I’m staring to identify with how New England Patriots fans felt circa Sept. 8, 2008. While my star quarterback’s season hasn’t come to an abrupt end (not yet, anyway), those of so many other Green Bay Packers have.

It’s a tough pill to swallow when an injury or injuries derail would very well could have been a Super Bowl season.

The season still is fairly young, so I’m not conceding anything just yet. After all, 3-2 isn’t a horrible place to be (just ask the 49ers or Bills, who probably would love to be 3-2 right now). But after losing two of three, and looking like crap in a two-point win over Detroit, to say my confidence in the Packers has taken a hit would be like saying Joe Theismann took a hit from Lawrence Taylor in 1985.

While no Packers injuries have been as devastating as Theismann’s broken leg, mounting injuries to starters — Ryan Grant, Nick Barnett, Clay Matthews, Jermichael Finley, among others — some of which are season-ending, have fans asking, “What’s next?”

I’m well aware that sympathy around these parts (especially considering the Packers will visit Foxboro in late December) is something I won’t find, and I’m not asking for any.

But as fans of a team that lost its season in Week 1 a couple years ago when Bernard Pollard, inadvertently, destroyed Tom Brady’s knee, my hope is that Patriots faithful can, at the very least, empathize.

After all, injuries hurt fans, too.

3 comments:

Scott Barrett said...

EMPATHY!??! You've got to be kidding me?
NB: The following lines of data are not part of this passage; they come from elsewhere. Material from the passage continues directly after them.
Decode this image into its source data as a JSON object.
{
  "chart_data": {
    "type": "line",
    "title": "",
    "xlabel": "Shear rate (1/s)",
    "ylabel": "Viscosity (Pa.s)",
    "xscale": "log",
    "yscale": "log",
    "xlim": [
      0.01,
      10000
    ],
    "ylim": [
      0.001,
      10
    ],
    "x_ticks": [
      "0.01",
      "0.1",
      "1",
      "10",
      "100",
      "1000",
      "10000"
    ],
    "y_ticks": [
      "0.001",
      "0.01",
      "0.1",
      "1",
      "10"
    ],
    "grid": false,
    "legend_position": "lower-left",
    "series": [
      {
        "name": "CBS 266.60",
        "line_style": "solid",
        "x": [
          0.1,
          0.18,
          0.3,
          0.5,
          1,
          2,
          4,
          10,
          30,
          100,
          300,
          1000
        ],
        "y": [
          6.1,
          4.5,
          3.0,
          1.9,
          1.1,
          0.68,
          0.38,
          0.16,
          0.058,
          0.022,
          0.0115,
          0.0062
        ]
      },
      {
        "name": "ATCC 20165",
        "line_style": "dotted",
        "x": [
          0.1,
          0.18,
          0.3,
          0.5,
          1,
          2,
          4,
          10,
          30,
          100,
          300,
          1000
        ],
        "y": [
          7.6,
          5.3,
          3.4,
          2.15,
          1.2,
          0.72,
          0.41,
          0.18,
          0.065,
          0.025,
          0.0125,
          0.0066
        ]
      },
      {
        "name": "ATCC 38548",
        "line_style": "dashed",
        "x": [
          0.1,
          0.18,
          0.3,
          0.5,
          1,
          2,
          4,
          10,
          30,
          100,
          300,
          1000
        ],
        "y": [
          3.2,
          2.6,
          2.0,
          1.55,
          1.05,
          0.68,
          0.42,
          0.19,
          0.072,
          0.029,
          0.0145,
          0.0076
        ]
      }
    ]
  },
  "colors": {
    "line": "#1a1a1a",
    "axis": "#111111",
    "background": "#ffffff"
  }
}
What person in this region in their right mind would give you even the slightest bit of empathy?

This is what you wrote in The Daily News four days after the injury:

"As I eagerly await the arrival of my Bernard Pollard Fan Club T-shirt (www.believemerch.com), I can’t help but wonder if the Patriots still are a tiny bit better than the Jets — at least for now."

Bernard Pollard Fan Club, huh?

Good luck finding empathy this side of the Mississippi, Cheesehead.

Josh Krueger said...

Time healed Tom Brady's wound, but apparently time hasn't, and perhaps won't, heal the wounds Patriots fans endured in 2008 when their season and quarterback went down in a heap in Week 1.

I'll admit, I deserved that response. But I don't regret taking some joy in Brady's knee injury, and by no means was I alone. Outside New England, Sept. 7, 2008 was like a national holiday.

derrickvee said...

Man, it's like only people who have been paid to write for this paper comment on the blog.

I'm hoping Josh is feeling better this week because Favre came up short.

Ah, the storyline that just keeps giving.